What is Success?
Have you ever wondered what constitutes success? If not, why not take a moment now.
Did you find an answer?
If you started with your success you probably arrived somewhere in the vicinity of “I got what I wanted”. Maybe you got the job you applied for, negotiated a raise or convinced someone to do something for you. One way or another, you needed something and now you have it.
What about the success of your current project? Or the vacation you are planning for you with your family or friends? How would you define a sucess of something that “touches” a number of different people? It turns out the answer is not that different from the first case. The overall success is the sum of satisfaction of all these different people. Some of them may be more important than others, think about your spouse or in-laws, but in the end, each and every person involved will have a judgement in their mind. Maybe an unconscious one at first but if someone asks “How was the trip?” he or she will get an instant answer.

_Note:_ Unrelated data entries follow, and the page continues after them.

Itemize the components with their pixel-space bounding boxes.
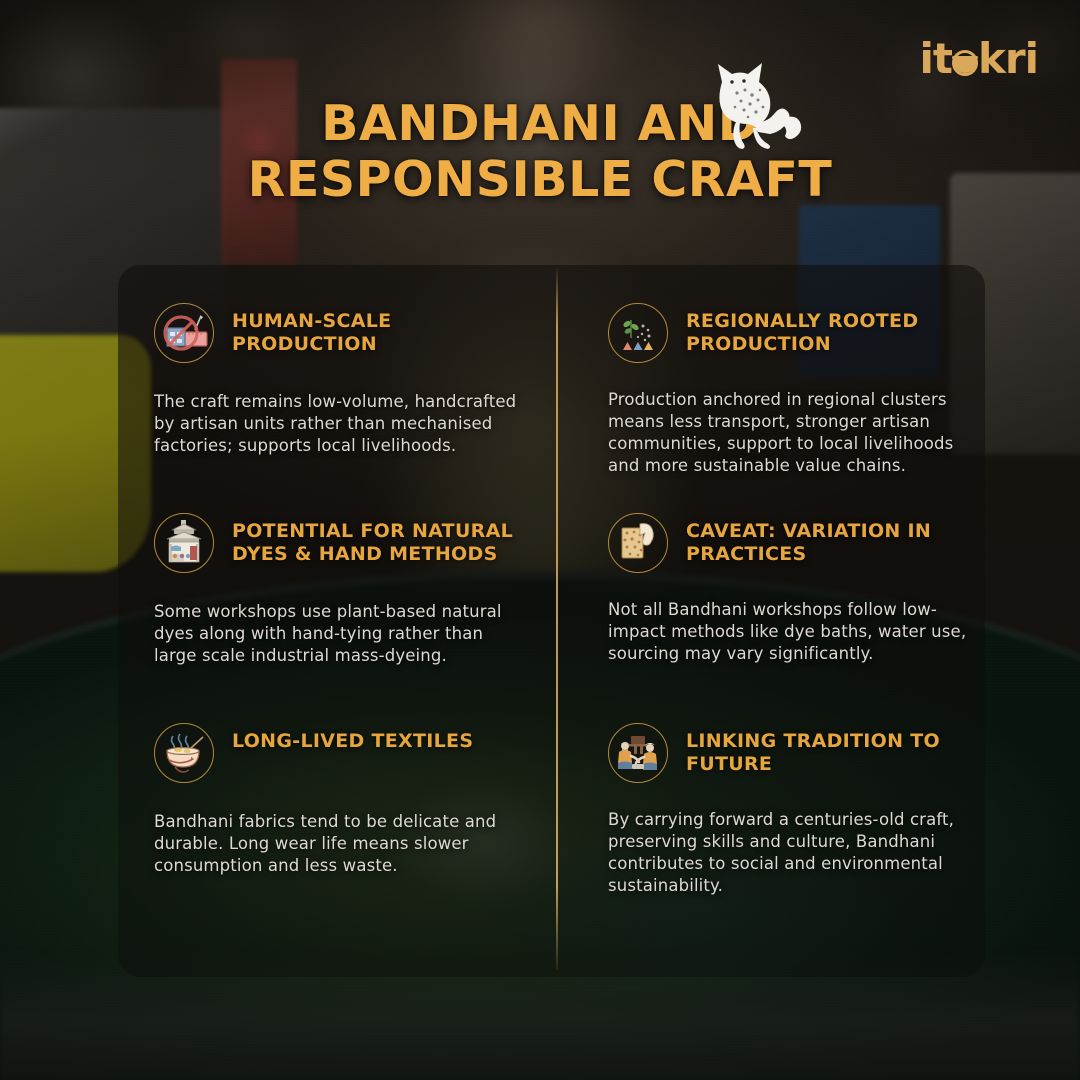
- card-body: Production anchored in regional clusters…: [608, 389, 971, 477]
- card-body: Not all Bandhani workshops follow low-im…: [608, 599, 971, 665]
- card-body: By carrying forward a centuries-old craf…: [608, 809, 971, 897]
- card-title: LINKING TRADITION TO FUTURE: [686, 723, 971, 776]
- steaming-dye-pot-icon: [154, 723, 214, 783]
- cat-icon: [688, 52, 808, 157]
- page-title: BANDHANI AND RESPONSIBLE CRAFT: [0, 96, 1080, 208]
- card-header: POTENTIAL FOR NATURAL DYES & HAND METHOD…: [154, 513, 528, 573]
- card-header: REGIONALLY ROOTED PRODUCTION: [608, 303, 971, 363]
- craft-shop-icon: [154, 513, 214, 573]
- card-natural-dyes-hand-methods: POTENTIAL FOR NATURAL DYES & HAND METHOD…: [118, 475, 556, 685]
- card-body: Bandhani fabrics tend to be delicate and…: [154, 811, 528, 877]
- card-header: CAVEAT: VARIATION IN PRACTICES: [608, 513, 971, 573]
- brand-logo-text-it: it: [919, 34, 951, 83]
- card-body: The craft remains low-volume, handcrafte…: [154, 391, 528, 457]
- hand-holding-patterned-fabric-icon: [608, 513, 668, 573]
- no-factory-icon: [154, 303, 214, 363]
- card-header: LINKING TRADITION TO FUTURE: [608, 723, 971, 783]
- card-body: Some workshops use plant-based natural d…: [154, 601, 528, 667]
- card-regionally-rooted-production: REGIONALLY ROOTED PRODUCTION Production …: [556, 265, 985, 475]
- page-title-line-1: BANDHANI AND: [120, 96, 960, 152]
- card-title: POTENTIAL FOR NATURAL DYES & HAND METHOD…: [232, 513, 528, 566]
- card-caveat-variation-in-practices: CAVEAT: VARIATION IN PRACTICES Not all B…: [556, 475, 985, 685]
- brand-logo[interactable]: it kri: [919, 38, 1038, 80]
- page-title-line-2: RESPONSIBLE CRAFT: [120, 152, 960, 208]
- card-header: HUMAN-SCALE PRODUCTION: [154, 303, 528, 363]
- card-long-lived-textiles: LONG-LIVED TEXTILES Bandhani fabrics ten…: [118, 685, 556, 895]
- plants-sprouts-icon: [608, 303, 668, 363]
- card-title: CAVEAT: VARIATION IN PRACTICES: [686, 513, 971, 566]
- basket-icon: [952, 50, 978, 76]
- brand-logo-text-kri: kri: [978, 34, 1038, 83]
- card-human-scale-production: HUMAN-SCALE PRODUCTION The craft remains…: [118, 265, 556, 475]
- card-header: LONG-LIVED TEXTILES: [154, 723, 528, 783]
- card-title: HUMAN-SCALE PRODUCTION: [232, 303, 528, 356]
- benefits-grid: HUMAN-SCALE PRODUCTION The craft remains…: [118, 265, 985, 977]
- card-title: LONG-LIVED TEXTILES: [232, 723, 473, 753]
- card-title: REGIONALLY ROOTED PRODUCTION: [686, 303, 971, 356]
- card-linking-tradition-to-future: LINKING TRADITION TO FUTURE By carrying …: [556, 685, 985, 895]
- two-artisans-icon: [608, 723, 668, 783]
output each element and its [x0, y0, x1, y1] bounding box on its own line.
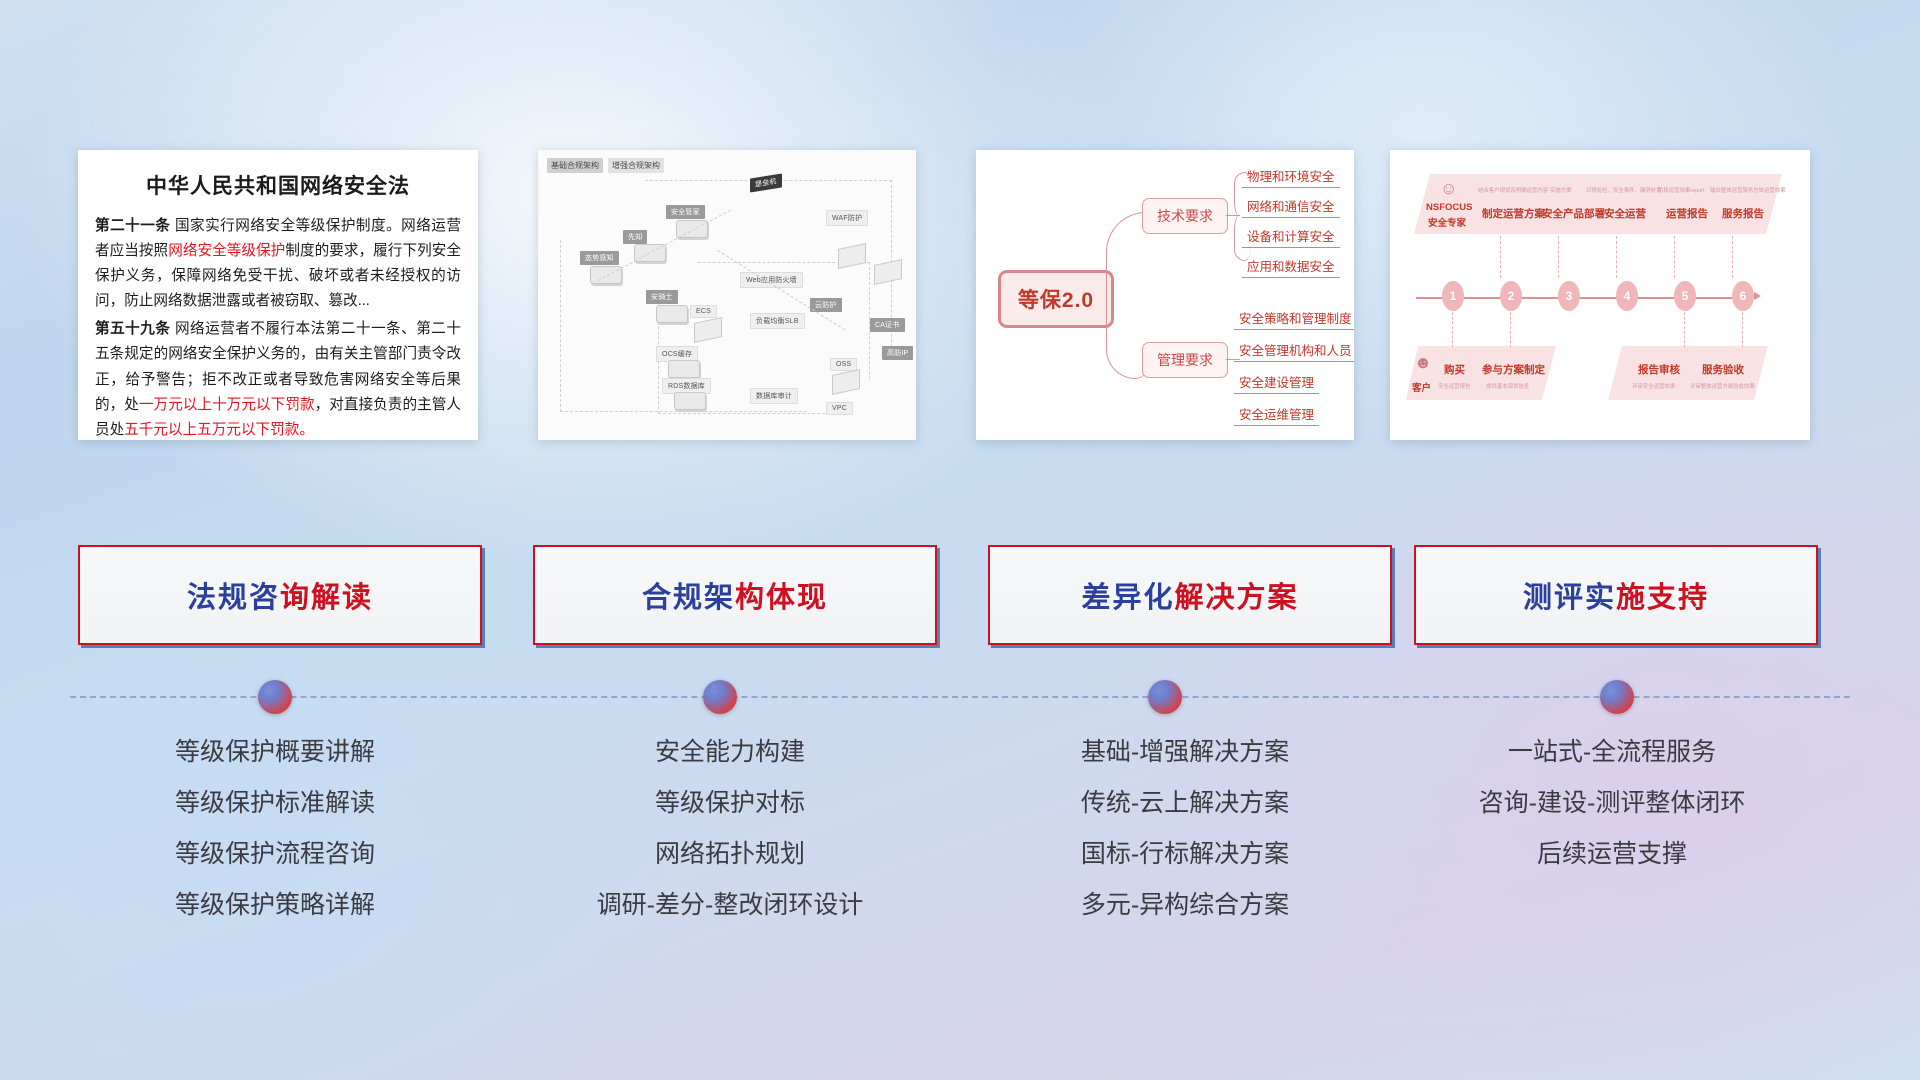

We can take it one step further and apply the same logic to a whole company. Each initiative, whether a strategic one or something small will have several people it will influence and several people who will influence it. We call them the stakeholders. You are one of them. The stakeholders can also come in groups. If you are working on something for someone else you will have users. Maybe also customers who can be users but don’t have to be. The main reason why you are working on your thing is probably the fact that some needs of these customers can be satisfied better than they are today.
Unfortunately in the context of even a small company the situation is much more complicated than this. At the least, you will need to collaborate with other people working in different parts of your organization. Do you know how your project influences their current needs?
We can dig deeper: are they going to share your rewards when the project goes live? Are they overwhelmed with demand for their services and you are just one of the small problems they need to deal with? How about other parties: whose “turf” is your project going to encroach on? Are you working on automating someone else’s job? Who will have to deal with maintenance once you are done building your solution? Is the helpdesk equipped to deal with users’ questions?
The actual situation is usually quite complicated. It is always necessary to simplify the reality for purposes of decision-taking but I think often we simplify too much too early. It takes much less effort to spend 30 minutes to think about all the stakeholders you have that to recover from disappointing a forgotten important one. If your success is the sum of all the changes of satisfaction of all your stakeholders you really mustn’t forget anyone important.